“We didn’t truly appreciate what our father did and the weight of what he holds together within the business. It is only now that we have both realised just how grateful we are that he is around to deal with the big decisions.”
This is just a small extract from the many conversations I had with a family on a recent trip abroad. It stuck me that so many issues within family businesses arise because of a lack of ‘space’ to pause, listen and learn from one another.
Having spent more than two decades working with over 60 families, it is an all-familiar story and one that ultimately led me to do this work. The father is often so busy running the show, highly pressured and working every hour possible, that the children feel neglected and have little understanding as to why their father is never around, or even what he does. Resentment creeps in, the family dynamics become fraught and ultimately the business suffers. This of course happens in families all the time, but when there is money and potentially hundreds or thousands of lives at risk, the consequences can be devastating.
Just as every company or organisation benefits from having strong relationships, families also thrive when members feel able to share and communicate effectively. Many of the families I work with acknowledge the importance of establishing an intellectual and practical governance, but they often negate the one component that I believe is at the heart of any ‘healthy’ family business – emotional governance. Can everyone understand, use and manage their emotions? Is everyone able to express how they truly feel? Are they willing to be vulnerable? Do they trust they will be listened and heard? These are of course fundamental human values that we all seek in any relationship but are often overlooked when the daily grind becomes the key focus.

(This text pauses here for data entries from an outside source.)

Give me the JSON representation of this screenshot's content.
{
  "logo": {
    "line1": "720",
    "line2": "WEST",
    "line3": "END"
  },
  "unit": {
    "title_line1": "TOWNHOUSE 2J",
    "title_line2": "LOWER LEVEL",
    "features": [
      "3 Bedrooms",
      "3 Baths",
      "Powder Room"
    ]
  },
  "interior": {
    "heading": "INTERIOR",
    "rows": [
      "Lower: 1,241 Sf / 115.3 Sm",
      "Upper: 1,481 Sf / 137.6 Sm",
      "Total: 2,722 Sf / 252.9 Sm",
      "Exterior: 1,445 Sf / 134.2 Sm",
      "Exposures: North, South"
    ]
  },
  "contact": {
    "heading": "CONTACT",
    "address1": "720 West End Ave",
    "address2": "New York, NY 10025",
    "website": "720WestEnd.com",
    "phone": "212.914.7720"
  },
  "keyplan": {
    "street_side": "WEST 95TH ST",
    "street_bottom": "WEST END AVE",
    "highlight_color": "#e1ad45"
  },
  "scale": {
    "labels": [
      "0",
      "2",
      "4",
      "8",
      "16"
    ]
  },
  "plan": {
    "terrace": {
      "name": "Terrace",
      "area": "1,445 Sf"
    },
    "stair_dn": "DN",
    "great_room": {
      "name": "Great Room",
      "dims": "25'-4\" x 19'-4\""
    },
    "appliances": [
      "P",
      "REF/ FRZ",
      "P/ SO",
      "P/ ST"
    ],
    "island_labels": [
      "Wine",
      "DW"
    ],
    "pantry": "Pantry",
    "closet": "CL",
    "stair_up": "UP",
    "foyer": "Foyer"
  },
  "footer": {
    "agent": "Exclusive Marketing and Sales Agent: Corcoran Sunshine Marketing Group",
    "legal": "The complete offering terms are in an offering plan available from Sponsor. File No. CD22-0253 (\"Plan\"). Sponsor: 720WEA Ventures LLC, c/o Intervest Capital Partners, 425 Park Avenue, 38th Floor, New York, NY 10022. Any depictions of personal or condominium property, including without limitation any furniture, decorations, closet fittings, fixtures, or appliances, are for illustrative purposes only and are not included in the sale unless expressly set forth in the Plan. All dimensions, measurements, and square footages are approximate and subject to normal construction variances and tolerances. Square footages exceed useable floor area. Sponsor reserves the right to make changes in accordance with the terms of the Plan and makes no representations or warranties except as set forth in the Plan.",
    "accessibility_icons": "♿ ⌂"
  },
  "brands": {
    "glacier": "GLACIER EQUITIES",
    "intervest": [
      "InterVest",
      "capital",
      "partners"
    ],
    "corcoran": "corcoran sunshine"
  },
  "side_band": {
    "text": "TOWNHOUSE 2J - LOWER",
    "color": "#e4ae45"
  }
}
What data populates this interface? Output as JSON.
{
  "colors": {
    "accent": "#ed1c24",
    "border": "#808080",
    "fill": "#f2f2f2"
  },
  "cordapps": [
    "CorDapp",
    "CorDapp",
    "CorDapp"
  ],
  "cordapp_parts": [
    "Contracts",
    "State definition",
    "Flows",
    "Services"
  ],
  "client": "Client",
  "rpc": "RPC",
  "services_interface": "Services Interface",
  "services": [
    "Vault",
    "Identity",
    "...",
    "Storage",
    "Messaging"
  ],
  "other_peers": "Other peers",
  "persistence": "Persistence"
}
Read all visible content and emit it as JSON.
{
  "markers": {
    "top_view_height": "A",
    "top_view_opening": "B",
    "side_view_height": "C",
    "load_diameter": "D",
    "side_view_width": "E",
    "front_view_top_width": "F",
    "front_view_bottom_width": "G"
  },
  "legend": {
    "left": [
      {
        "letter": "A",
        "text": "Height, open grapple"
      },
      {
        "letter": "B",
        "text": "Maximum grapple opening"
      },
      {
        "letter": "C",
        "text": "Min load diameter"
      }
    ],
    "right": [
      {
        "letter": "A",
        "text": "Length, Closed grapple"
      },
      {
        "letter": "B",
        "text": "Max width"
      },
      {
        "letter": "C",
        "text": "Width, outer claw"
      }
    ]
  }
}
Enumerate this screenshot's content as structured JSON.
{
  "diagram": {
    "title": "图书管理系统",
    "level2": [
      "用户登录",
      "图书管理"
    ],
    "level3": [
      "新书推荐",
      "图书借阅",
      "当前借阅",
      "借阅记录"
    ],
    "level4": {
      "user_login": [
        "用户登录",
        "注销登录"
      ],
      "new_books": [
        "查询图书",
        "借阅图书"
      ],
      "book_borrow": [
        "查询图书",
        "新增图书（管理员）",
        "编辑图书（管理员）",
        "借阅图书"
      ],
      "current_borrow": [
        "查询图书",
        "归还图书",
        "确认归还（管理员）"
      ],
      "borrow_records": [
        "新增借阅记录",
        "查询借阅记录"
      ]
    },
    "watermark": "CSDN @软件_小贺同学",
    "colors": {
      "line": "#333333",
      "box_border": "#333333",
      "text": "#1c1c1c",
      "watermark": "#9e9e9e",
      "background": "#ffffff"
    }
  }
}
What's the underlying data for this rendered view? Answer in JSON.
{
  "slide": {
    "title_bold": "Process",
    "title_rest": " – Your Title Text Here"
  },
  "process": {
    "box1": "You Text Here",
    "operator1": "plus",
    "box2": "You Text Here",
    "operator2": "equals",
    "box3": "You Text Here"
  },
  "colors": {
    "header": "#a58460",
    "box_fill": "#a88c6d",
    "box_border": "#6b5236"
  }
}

The conversation that I refer to earlier, is a wonderful example of a family who lacked the emotional framework and didn’t feel able to say what was really going on for them. They had avoided uncomfortable conversations, because…well they were uncomfortable! Humans have become conditioned to avoid conflict, believing it easier to just carry on and not upset the status quo. Whilst it may seem easier in the short-term, I can personally attest that in the long-term it is much more beneficial to speak your truth and be authentic. By creating a ‘safe space’ for them to all share their story, they connected on a deeper level.
Manual policies and procedures are of course necessary elements within family governance, but without the human element everything else is redundant. By creating a ‘safe space’ for the daughters to sit down with their father, they learnt what he does, why he does it and how he does it – they understood him.
The only way to learn how another person behaves and operates is to actually spend time with them. It is only then that you discover what makes them ‘tick’ – what their strengths are, what their weaknesses are and how they engage with others; essentially how they ‘live and show’ up in the world. Until now the daughters had never witnessed their father in action, and consequently had little interest in the business and no idea as to what they could contribute. This insight was invaluable, and demonstrated how much smoother transitions from one generation to the next would be if families spent more time together, both inside and outside of the business.
Without ‘investing’ in the emotional and relational transactions we have with one another, we can only ‘assume’ why someone behaves the way they do. Holding a ‘safe space’ regularly is something I encourage all my families to do. Don’t wait until there is a problem or issue to arise and instead approach it as regular health check-up. Prevention and preparation can identify risks early on and will generate ‘wealth’ that lasts for generations to come.